Installer des structures de crise pour les victimes
Des centres de crise accessibles 24h/24 dans les urgences des hôpitaux et des centres de soins pluridisciplinaires sur la psychotraumatologie sont également évoqués dans ce document.
La psychiatre recommande l'imprescriptibilité des crimes sexuels et un meilleur accueil des dépôts de plaintes en matière d'écoute, de prise en charge et de sécurité des victimes.
Créer des procédures judiciaires adaptées
Selon le rapport de Muriel Salmona, la législation ne permet pas en l'état de traiter les crimes sexuels. Elle propose ainsi de créer des "juridictions spécialisées avec des magistrats spécifiquement formés, particulièrement aux psychotraumatismes", et demande "l'imprescriptibilité des crimes sexuels".
"Motivation des classements sans suite et de l'absence d'instruction judiciaire", "abrogation de la possibilité de déqualifier les viols en délits", "présomption irréfragable d'absence de consentement pour les mineurs de 15 ans" ... Le Huffington Post dresse une liste des réformes proposées.

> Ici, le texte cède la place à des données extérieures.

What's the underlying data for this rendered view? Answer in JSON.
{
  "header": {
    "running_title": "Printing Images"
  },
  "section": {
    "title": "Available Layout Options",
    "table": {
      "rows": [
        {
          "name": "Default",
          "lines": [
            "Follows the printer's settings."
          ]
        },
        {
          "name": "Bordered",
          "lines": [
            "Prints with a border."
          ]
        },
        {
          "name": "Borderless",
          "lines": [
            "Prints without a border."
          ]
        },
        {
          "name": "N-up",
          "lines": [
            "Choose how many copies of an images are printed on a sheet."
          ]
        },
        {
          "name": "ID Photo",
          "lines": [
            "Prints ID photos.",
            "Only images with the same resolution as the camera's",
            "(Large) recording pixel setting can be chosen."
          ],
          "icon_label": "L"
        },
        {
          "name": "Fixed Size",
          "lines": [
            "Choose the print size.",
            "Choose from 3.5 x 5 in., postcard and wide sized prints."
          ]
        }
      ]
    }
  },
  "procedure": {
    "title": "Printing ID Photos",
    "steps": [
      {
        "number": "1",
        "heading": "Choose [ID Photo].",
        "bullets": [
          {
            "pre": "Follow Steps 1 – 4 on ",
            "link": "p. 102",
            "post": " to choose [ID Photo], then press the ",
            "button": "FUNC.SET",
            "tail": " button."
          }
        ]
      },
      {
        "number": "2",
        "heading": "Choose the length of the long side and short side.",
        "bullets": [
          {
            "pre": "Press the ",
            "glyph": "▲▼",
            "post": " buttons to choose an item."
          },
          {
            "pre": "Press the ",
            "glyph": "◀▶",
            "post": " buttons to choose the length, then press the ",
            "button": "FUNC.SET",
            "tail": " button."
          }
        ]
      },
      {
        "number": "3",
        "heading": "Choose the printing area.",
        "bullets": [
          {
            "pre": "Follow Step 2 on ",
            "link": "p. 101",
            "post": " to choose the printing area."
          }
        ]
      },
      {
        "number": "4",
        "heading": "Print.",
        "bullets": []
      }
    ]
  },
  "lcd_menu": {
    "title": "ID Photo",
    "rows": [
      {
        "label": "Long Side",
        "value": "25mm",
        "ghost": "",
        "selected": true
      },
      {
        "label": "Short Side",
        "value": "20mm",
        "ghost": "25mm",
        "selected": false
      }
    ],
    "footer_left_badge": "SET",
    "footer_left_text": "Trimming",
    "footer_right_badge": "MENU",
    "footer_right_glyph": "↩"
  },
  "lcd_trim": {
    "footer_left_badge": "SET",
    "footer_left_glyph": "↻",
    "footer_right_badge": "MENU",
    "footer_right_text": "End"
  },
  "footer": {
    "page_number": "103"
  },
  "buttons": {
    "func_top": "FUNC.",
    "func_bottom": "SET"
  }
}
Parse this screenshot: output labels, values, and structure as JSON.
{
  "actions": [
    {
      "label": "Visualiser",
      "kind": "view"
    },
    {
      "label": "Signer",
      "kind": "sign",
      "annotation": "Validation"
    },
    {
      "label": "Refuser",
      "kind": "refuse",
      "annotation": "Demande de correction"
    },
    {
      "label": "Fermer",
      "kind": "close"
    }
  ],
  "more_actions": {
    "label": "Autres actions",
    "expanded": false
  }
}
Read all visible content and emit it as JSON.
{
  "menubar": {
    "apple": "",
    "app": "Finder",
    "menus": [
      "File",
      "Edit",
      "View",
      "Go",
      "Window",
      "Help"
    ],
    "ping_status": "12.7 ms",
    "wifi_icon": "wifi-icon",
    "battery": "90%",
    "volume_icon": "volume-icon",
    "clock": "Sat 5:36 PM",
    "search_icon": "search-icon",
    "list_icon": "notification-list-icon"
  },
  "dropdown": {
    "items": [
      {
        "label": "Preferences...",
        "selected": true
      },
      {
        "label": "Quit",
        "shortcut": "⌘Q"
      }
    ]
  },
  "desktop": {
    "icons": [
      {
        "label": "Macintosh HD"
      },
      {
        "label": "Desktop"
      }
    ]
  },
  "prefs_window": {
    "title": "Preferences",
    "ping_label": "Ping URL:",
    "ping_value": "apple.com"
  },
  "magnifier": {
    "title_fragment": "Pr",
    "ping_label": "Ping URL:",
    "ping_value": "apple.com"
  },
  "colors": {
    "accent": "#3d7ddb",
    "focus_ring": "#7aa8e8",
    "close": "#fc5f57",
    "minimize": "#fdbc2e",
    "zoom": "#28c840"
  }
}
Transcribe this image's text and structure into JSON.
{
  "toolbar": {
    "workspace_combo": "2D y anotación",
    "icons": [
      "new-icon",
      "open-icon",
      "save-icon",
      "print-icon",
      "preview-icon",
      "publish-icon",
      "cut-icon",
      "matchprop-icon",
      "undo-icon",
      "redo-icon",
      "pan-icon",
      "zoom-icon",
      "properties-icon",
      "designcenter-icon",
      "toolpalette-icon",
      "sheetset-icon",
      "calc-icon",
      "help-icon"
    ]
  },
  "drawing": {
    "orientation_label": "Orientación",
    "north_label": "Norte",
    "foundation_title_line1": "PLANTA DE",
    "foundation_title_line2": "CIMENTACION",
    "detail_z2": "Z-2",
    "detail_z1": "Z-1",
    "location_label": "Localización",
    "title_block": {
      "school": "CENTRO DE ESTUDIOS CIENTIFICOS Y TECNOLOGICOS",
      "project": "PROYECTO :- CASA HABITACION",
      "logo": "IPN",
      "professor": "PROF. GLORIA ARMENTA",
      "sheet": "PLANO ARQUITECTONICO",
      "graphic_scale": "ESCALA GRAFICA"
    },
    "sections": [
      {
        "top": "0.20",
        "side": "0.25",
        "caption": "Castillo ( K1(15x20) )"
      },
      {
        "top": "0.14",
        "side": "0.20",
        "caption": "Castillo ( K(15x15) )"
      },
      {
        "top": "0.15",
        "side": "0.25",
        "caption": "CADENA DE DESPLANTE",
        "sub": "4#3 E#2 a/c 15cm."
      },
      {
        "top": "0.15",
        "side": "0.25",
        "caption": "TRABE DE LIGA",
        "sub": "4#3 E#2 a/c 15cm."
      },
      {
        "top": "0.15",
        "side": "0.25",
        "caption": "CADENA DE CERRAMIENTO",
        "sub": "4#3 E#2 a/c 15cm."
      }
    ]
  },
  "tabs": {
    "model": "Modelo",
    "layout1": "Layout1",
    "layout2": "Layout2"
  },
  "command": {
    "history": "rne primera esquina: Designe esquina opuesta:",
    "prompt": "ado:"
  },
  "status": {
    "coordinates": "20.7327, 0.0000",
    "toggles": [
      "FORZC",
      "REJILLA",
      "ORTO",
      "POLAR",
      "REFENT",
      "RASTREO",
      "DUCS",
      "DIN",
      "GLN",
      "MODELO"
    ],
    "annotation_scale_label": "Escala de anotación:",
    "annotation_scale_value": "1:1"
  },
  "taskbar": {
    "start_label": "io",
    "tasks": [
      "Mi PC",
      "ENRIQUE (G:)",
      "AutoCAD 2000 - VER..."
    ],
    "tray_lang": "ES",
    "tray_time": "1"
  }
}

Cette dernière mesure entend empêcher à l'avenir des décisions de justice telles que celle rendue le 26 septembre par le parquet de Pontoise (Val-d'Oise), lequel a estimé qu'une fillette de 11 ans, qui avait suivi un homme chez lui "sans opposer de résistance évidente", avait consenti à un rapport sexuel.
Mieux définir juridiquement le viol et le consentement
Enfin, les extraits de ce document détaillé par le site insiste sur la définition du consentement, lequel "doit être donné volontairement comme le résultat de la volonté libre et éclairée de la personne considérée dans le contexte des circonstances pertinentes, la contrainte étant caractérisée à chaque fois qu'il n'y a pas eu consentement en l'absence de précautions élémentaires prises par l'accusé pour s'assurer précisément de ce consentement". Ainsi, "l'absence de consentement doit pouvoir se déduire de l'incapacité neurologique à exprimer sa volonté et son discernement (psychotraumatismes, handicaps, altération de la conscience)", et "de l'atteinte à l'intégrité physique et du non-respect de la dignité qui est inaliénable".
De même, la psychiatre demande que "le viol soit défini non seulement par la pénétration sexuelle de quelque nature qu'il soit sur la personne d'autrui, mais aussi par la pénétration du corps de l'agresseur par la victime (pénétration passive : fellation sur la victime)." Enfin, elle évoque "l'introduction de l'inceste dans la définition de l'infraction de viol" et propose d'étendre les circonstances aggravantes au "partenaire ou ex-partenaire" ainsi qu'aux personnes "ayant des liens familiaux et/ou vivant communément dans le foyer de la victime".